Wen, in was und wie integrieren?
Gänzlich frei von parteipolitischer Einfärbung ist der Aufruf trotzdem nicht. Gefordert wird darin ein großes Investitionspaket für Bildung, Wohnraum und Arbeit, was derzeit auch von der SPD geäußert wird. Auch der Forderung nach einem Aufweichen der Mindestlohnregeln für Flüchtlinge erteilte der DGB-Vorsitzende - ganz auf Linie der SPD-Arbeitsministerin Andrea Nahles - eine klare Absage. Ein Ausspielen von Langzeitarbeitslosen gegen Flüchtlinge dürfe es nicht geben.

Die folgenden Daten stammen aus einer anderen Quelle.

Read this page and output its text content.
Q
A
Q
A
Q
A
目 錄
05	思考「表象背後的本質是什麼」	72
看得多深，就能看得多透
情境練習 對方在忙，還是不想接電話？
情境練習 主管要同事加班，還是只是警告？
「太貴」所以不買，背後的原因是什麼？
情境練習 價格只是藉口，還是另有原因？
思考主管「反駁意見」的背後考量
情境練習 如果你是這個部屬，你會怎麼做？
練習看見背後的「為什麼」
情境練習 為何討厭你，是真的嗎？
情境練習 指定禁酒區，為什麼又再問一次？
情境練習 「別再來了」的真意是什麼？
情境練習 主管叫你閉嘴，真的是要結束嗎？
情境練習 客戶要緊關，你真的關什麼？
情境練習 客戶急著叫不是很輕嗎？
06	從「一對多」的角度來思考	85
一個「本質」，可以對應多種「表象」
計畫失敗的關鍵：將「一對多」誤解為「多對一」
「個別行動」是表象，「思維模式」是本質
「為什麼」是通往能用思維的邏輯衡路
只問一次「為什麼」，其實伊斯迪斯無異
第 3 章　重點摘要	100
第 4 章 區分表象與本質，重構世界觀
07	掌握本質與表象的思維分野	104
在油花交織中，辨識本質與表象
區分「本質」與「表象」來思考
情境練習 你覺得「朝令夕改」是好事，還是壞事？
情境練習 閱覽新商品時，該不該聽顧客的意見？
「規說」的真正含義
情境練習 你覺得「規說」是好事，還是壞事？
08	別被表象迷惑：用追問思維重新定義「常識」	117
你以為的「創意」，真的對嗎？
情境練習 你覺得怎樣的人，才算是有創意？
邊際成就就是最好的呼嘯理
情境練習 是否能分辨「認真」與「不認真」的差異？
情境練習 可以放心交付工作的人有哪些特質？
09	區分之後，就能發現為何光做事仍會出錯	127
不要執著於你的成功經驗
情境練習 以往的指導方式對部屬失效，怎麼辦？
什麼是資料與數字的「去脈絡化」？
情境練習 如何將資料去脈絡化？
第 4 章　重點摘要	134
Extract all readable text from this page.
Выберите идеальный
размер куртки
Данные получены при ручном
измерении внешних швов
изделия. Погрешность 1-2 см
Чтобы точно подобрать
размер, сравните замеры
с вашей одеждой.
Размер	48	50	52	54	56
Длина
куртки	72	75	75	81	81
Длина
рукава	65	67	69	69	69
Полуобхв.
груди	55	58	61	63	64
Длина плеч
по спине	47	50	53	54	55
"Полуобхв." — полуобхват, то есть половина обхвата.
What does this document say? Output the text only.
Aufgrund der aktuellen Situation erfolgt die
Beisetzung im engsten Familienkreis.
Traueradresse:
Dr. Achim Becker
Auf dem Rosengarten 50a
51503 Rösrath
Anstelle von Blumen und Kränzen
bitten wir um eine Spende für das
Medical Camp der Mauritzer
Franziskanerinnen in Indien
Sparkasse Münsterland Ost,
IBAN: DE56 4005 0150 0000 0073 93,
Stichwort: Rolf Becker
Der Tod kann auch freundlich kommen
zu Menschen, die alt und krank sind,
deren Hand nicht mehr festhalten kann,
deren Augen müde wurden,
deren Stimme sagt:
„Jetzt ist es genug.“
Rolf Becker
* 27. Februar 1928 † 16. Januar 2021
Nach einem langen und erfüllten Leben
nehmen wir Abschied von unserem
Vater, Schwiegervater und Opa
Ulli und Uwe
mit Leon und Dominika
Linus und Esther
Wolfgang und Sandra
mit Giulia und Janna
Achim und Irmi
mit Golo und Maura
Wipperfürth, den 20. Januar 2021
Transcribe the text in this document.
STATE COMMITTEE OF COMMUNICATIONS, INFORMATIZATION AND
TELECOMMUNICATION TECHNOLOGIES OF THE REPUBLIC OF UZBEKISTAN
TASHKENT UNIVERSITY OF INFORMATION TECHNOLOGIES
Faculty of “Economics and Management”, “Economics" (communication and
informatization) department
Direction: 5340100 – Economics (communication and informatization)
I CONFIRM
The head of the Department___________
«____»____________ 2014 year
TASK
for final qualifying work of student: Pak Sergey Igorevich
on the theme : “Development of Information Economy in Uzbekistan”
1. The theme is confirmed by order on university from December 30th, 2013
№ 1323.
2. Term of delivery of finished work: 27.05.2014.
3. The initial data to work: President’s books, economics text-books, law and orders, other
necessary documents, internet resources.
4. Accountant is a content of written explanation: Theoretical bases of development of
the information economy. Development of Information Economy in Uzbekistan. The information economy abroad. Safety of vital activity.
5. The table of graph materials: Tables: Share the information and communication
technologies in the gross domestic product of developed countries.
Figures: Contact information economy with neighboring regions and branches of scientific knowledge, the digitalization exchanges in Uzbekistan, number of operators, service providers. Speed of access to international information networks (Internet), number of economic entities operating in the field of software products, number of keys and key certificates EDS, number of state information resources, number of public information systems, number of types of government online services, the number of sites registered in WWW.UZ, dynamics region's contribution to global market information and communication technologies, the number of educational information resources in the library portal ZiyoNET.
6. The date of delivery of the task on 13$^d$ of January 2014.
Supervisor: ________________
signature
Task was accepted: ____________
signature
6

Am weitesten nach vorn blickte wohl Olaf Zimmermann vom Deutschen Kulturrat bei der Pressekonferenz in der DGB-Zentrale in Berlin-Mitte. Gerade im Kulturbereich werde es wohl noch heftige Debatten darüber geben, "in was, wer und wie integriert" werden soll. "Gemeinsames sehen, ohne das Trennende aufheben zu wollen" - darauf müsse zukünftig wohl das Augenmerk bei der kulturellen Dimension von Integration gelegt werden. Noch aber befinde sich die Gesellschaft in einer Art Nothilfemodus - die Fragen seien deshalb noch fern. Die Allianz und der Aufruf zeigten nun schon einmal, in welche Richtung es gehen müsse.